On Friday, I gave my first practical exam of the semester in the lab I teach, General Biology II. The first lab practical is always the hardest. Most of the students have never taken a lab with practical exams, so they don’t really know what to expect and many don’t realize how hard it can be to identify tiny bacteria under a microscope when you only have one minute per station! So the first practical is usually a wake up call and afterwards students pay much more attention in lab and come to office hours much more often, a stark contrast to my empty office hours in the past couple weeks.

In addition to the first practical being the hardest for the students, in this course, the first practical is the hardest for the TA’s as well. But it certainly builds on many essential skills.
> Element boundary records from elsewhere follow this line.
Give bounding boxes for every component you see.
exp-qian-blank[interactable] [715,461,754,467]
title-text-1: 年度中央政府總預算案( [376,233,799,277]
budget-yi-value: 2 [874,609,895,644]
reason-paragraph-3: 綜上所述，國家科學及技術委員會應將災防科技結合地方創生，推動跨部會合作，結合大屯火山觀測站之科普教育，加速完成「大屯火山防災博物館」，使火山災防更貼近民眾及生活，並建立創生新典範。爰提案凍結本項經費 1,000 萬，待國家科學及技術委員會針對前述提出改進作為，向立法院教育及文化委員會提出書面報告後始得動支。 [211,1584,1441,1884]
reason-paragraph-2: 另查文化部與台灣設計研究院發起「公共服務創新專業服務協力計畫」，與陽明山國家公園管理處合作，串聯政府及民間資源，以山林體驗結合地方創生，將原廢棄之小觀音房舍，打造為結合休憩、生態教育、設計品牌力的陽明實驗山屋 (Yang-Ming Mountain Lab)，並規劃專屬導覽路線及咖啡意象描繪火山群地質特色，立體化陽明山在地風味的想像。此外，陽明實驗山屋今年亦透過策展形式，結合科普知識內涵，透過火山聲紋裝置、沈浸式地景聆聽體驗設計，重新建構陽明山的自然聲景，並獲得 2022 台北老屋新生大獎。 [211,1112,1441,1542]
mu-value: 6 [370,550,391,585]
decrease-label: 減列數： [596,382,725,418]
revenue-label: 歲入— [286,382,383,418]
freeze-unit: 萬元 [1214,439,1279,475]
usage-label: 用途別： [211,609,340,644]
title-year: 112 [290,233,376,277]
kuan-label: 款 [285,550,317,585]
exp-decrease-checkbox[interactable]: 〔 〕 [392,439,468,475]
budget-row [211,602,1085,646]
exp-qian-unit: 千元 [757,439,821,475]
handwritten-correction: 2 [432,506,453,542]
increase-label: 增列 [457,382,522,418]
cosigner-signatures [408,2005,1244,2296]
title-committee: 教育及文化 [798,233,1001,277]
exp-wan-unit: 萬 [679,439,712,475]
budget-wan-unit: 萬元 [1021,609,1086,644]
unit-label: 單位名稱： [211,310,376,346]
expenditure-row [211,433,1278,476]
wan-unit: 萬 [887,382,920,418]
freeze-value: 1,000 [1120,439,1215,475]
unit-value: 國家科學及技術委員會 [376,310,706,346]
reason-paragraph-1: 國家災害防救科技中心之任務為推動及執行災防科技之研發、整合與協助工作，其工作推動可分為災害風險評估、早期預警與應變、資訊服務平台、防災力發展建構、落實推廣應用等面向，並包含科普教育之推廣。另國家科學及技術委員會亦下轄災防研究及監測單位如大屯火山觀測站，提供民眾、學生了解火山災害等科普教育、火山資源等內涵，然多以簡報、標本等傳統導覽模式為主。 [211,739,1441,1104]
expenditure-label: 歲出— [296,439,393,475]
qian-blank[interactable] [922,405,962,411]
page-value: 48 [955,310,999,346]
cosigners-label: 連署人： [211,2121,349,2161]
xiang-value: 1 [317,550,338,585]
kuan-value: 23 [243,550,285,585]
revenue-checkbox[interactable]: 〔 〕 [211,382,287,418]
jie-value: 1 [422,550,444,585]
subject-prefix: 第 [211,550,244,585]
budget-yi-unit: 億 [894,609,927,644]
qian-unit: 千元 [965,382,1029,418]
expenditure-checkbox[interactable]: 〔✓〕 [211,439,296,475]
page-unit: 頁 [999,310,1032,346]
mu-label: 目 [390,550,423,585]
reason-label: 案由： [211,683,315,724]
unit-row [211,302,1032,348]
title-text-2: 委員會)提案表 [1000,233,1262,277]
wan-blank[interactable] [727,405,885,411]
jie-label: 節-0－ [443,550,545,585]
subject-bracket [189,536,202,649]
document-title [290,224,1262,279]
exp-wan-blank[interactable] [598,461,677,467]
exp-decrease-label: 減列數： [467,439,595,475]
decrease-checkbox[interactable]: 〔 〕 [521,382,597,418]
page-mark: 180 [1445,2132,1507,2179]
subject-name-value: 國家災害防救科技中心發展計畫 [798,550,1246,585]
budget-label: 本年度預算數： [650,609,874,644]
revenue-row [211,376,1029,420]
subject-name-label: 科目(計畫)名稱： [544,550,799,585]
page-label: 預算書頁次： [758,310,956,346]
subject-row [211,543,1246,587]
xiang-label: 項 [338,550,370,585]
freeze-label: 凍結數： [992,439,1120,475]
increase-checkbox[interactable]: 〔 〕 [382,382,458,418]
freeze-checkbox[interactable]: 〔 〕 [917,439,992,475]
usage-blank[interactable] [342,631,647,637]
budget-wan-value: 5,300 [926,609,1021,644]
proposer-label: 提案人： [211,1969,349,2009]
Most of the specimens we have studied so far in lab must be viewed with a compound microscope, which are pretty heavy. So we get to work on our biceps and triceps lugging about 20 of these microscopes out of the cabinets. Then we work on our eyesight and precisions skills, placing the microscope pointers so that they hopefully point towards some structure on a Protist or Cnidarian that we want to ask about. This can be tricky and time consuming, so we also practice excellent time management skills: can I make sure to arrive at the lab with enough time to set up my practical without students beating down the door to start, but not so early so that I have to wait around for a while after it is set up?

Once everything is set up, I greet the students at the door to remind them of all the instructions. I try to be firm but kind, because I know they are horrified, I can see it in their faces. Backpacks at the front, cell phones away, no talking, one minute per station….etc. Now they must face the music, and I sit back and watch as they take the practical. Its a bit boring, but I can usually find ways to amuse myself. Can I tell by a student’s face whether they know the answer? Have no clue? Its right at the tip of their tongue but they just can’t think of it!? That face is the worst, I can really feel their pain.

Finally once they are done a huge burden is thrown off all of their shoulders and I can physically feel the relief in the room. Whether they think they aced it or did horribly, everyone is simply happy its over with. And I am too, because now comes the the best part for me, they help put the microscopes away!